Di Tariq Alì c’è sempre piaciuta la presa di posizione schietta e fuori dal coro. Di questo suo nuovo contributo (pubblicato oggi sul
Manifesto )
ci piace sottolineare la lucidità con cui contraddice tante interpretazioni orientaliste oggi à la page (in particolare sul “1989 arabo”) con cui i media filo-White House cercano di malinterpretare le riuvolte maghrebine. Sottolineiamo in neretto i concetti essenziali espressi dall’editorialista della New Left Review. Vedere in particolare la chiosa finale, salutare antidoto a tante recenti ubriacature “democratiche” di casa nostra.
Non può più restare, perché i militari hanno dichiarato che non apriranno il fuoco sul loro stesso popolo e questo esclude l’opzione Tian an men.

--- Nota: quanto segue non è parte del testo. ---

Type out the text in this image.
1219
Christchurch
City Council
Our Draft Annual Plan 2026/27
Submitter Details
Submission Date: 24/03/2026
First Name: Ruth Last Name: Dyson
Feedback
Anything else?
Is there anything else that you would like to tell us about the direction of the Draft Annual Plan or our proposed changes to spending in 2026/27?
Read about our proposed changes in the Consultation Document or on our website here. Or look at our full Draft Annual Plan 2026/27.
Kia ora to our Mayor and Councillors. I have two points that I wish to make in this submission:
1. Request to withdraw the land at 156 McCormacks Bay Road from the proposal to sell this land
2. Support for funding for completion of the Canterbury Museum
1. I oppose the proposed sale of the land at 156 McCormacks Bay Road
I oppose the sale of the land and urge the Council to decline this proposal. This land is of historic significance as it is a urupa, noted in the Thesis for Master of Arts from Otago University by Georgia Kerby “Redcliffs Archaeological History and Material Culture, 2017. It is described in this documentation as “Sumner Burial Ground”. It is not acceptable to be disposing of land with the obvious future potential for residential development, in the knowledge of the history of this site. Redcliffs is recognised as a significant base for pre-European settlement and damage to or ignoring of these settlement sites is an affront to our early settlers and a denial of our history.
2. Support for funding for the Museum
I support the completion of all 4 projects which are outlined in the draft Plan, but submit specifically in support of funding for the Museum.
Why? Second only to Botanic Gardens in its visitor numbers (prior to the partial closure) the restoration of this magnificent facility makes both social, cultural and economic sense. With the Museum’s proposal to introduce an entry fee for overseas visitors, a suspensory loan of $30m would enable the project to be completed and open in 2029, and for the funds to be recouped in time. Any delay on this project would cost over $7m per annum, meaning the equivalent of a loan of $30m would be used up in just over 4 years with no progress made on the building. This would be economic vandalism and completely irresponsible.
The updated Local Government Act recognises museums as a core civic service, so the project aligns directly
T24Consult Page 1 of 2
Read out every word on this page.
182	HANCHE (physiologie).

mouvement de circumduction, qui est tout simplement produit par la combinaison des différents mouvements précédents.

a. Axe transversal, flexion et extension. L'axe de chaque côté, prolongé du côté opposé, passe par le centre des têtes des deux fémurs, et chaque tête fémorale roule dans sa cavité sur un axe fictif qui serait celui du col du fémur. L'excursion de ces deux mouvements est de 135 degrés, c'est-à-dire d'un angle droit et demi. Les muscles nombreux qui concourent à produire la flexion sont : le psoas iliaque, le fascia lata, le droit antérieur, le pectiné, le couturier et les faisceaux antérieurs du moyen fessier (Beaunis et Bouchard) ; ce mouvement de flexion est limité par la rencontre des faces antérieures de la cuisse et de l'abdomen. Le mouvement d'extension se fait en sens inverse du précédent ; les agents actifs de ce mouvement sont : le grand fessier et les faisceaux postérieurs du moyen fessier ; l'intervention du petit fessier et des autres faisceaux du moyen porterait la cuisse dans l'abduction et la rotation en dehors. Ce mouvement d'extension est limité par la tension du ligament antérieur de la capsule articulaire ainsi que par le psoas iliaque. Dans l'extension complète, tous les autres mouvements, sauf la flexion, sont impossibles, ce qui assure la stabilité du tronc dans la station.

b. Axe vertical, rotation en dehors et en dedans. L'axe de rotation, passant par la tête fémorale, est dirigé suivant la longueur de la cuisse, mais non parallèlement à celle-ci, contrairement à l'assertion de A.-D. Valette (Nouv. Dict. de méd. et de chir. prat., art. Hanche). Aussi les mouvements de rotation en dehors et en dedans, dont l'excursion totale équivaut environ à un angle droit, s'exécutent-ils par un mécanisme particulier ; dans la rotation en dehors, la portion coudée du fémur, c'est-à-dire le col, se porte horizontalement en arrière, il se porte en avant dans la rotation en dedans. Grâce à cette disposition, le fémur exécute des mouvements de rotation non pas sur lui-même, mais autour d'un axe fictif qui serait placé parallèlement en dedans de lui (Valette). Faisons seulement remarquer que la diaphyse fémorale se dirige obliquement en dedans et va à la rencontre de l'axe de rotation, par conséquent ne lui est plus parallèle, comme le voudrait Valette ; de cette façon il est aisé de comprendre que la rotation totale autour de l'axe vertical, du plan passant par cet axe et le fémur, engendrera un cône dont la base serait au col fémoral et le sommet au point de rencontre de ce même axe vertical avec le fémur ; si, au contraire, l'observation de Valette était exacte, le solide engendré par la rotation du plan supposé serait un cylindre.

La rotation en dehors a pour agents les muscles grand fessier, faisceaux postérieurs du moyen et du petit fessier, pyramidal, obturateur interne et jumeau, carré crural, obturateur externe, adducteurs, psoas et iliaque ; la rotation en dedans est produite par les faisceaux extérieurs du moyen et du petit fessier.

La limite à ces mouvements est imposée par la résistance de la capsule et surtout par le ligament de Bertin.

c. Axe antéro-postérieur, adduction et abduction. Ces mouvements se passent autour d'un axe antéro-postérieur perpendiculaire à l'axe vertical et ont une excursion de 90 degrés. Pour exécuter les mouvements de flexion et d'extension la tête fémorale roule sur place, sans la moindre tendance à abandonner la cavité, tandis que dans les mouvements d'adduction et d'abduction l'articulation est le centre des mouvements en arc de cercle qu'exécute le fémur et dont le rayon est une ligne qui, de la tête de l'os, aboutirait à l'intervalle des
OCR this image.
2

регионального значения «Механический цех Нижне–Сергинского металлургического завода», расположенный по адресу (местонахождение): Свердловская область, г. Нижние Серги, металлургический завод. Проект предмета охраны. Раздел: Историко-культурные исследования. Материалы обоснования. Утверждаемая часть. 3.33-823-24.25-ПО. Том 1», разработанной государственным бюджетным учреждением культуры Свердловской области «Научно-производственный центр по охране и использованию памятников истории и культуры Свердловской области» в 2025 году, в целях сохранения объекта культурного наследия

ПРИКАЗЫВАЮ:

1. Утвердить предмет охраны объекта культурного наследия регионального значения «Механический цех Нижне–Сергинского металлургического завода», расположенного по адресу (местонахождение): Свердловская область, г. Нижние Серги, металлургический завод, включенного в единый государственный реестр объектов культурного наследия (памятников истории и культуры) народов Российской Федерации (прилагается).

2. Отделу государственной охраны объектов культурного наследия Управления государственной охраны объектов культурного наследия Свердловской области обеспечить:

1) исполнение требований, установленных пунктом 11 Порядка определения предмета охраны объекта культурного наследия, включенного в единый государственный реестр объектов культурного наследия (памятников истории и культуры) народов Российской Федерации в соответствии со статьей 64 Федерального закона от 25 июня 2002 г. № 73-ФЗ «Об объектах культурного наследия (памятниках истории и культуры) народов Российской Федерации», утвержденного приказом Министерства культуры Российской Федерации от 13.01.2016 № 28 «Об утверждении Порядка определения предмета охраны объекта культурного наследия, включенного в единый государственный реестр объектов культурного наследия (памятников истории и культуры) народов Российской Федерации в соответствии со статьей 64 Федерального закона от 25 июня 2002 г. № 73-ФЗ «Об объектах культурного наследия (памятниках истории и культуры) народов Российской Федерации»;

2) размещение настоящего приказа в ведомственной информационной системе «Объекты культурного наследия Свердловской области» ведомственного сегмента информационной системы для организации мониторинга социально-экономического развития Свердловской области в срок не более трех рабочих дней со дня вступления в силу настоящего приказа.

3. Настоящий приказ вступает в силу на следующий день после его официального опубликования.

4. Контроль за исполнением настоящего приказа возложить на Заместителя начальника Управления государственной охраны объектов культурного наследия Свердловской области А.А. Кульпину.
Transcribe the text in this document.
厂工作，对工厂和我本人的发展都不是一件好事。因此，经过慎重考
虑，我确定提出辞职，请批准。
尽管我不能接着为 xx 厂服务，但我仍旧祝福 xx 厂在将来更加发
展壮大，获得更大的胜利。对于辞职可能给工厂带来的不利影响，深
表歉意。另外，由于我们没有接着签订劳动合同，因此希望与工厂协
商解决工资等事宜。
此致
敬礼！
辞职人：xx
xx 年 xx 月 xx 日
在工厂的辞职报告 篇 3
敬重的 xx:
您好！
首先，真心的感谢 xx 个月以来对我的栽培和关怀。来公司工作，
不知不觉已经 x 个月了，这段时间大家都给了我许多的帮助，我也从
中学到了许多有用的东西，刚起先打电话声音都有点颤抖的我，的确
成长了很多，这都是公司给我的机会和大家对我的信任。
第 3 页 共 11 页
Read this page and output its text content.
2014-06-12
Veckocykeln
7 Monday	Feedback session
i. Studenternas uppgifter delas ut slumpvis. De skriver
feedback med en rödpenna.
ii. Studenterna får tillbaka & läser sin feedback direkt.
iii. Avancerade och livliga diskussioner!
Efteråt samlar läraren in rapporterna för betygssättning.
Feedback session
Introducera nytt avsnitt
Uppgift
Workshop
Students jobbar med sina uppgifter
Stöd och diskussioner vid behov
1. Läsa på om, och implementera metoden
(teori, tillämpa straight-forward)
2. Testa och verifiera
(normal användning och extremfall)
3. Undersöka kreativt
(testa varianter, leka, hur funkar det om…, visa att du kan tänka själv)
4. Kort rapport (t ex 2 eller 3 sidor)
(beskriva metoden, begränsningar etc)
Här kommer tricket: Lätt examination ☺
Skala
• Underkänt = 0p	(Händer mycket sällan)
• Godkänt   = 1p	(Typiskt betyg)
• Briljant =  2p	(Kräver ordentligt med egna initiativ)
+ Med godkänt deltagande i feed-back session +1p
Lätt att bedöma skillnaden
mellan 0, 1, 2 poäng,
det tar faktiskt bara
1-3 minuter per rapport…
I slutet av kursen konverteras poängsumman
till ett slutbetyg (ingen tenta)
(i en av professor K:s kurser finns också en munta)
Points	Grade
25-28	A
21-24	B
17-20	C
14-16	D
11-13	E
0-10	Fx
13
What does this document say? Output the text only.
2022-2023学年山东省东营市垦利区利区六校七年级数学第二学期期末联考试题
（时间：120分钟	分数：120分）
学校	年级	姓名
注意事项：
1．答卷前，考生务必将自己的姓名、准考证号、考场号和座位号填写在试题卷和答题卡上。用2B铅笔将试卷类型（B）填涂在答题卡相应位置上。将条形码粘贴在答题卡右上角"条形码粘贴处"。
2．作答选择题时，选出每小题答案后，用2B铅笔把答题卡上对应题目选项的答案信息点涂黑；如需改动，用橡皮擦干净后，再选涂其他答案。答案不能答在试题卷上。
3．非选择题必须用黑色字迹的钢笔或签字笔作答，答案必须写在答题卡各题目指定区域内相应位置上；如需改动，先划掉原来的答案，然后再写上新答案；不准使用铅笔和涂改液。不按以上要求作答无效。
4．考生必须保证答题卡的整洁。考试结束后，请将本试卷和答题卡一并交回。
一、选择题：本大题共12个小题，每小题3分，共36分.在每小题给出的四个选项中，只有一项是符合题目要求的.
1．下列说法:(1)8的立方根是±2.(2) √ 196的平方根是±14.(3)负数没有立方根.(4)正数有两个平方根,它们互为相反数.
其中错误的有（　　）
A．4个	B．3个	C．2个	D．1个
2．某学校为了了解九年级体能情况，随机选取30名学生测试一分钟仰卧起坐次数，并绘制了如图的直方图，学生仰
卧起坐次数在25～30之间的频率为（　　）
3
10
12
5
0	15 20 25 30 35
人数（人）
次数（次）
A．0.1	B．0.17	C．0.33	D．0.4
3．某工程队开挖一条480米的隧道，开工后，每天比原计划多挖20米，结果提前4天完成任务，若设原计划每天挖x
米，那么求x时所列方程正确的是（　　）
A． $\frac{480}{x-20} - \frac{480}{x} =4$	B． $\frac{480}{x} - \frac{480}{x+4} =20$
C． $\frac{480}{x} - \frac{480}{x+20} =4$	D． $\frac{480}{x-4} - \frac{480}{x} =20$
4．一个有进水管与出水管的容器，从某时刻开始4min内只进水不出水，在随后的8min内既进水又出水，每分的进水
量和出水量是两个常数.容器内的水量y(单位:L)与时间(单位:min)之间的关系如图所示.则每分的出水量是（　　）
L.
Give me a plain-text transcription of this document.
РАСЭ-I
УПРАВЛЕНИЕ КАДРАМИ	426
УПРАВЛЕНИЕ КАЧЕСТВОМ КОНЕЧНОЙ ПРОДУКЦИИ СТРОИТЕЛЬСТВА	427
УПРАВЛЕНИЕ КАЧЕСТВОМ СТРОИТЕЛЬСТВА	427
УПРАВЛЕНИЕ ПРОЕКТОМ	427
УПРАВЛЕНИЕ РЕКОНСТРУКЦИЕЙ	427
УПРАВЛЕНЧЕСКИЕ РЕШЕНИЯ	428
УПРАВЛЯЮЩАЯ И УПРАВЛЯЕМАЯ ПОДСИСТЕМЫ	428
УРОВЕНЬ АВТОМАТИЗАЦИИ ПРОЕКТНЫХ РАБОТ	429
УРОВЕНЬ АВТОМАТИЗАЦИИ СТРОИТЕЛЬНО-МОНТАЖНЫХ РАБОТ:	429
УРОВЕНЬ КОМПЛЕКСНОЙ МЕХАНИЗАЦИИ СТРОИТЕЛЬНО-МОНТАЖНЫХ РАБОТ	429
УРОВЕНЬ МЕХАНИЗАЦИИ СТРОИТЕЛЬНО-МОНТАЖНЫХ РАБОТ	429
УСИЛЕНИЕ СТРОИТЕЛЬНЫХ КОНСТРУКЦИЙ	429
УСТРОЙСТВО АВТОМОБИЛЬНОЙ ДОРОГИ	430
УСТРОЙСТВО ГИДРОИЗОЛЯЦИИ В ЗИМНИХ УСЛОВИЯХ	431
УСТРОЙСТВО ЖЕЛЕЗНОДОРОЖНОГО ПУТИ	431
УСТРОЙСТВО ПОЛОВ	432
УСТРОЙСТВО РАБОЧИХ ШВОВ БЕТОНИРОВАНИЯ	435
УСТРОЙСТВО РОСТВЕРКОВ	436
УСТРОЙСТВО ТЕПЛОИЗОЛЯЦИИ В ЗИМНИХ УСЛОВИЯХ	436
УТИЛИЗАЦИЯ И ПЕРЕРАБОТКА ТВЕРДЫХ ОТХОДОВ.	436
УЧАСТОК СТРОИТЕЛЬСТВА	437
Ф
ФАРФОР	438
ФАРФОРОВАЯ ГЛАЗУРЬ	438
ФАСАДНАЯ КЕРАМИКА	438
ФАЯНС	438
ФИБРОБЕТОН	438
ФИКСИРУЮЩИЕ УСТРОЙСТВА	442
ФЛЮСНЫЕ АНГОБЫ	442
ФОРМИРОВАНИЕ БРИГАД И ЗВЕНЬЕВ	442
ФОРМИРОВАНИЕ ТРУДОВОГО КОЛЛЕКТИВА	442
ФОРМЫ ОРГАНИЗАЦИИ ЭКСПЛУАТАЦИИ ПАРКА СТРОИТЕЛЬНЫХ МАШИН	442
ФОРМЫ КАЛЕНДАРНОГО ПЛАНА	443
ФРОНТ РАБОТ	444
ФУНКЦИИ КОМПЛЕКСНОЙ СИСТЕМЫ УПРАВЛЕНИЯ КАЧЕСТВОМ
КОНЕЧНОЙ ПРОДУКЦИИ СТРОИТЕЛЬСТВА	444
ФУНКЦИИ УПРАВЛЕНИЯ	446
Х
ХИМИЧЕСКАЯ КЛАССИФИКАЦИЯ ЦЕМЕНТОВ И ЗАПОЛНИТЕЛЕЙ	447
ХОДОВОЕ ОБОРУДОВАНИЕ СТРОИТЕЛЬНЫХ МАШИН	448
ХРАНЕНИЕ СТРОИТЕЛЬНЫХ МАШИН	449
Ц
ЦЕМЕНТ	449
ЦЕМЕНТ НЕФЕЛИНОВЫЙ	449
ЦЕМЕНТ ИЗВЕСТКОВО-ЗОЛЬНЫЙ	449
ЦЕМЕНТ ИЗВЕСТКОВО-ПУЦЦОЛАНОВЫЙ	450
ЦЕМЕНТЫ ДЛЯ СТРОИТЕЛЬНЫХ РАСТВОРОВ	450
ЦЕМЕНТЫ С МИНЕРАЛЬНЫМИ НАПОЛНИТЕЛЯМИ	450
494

Se i generali (che finora hanno sostenuto il regime) si rimangiassero la parola, spaccherebbero l’esercito aprendo la prospettiva di una guerra civile. Nessuno la vuole, al momento, nemmeno gli israeliani i quali vorrebbero che i loro amici americani sostenessero il loro uomo al Cairo più a lungo che si può. Ma anche questo è impossibile. Mubarak se ne andrà questo weekend o il prossimo? Washington vuole una «transizione ordinata» ma le mani di Suleiman lo Spettro (o Sceicco Al-Torture, come lo chiamano alcune delle sue vittime), il vicepresidente che Mubarak è stato forzato ad accettare, anch’esse sono macchiate di sangue. Sostituire un torturatore corrotto con un altro non è più accettabile, le masse egiziane vogliono un totale cambio di regime, non un’operazione stile Pakistan in cui un imbroglione civile sostituisce un dittatore militare e nulla cambia.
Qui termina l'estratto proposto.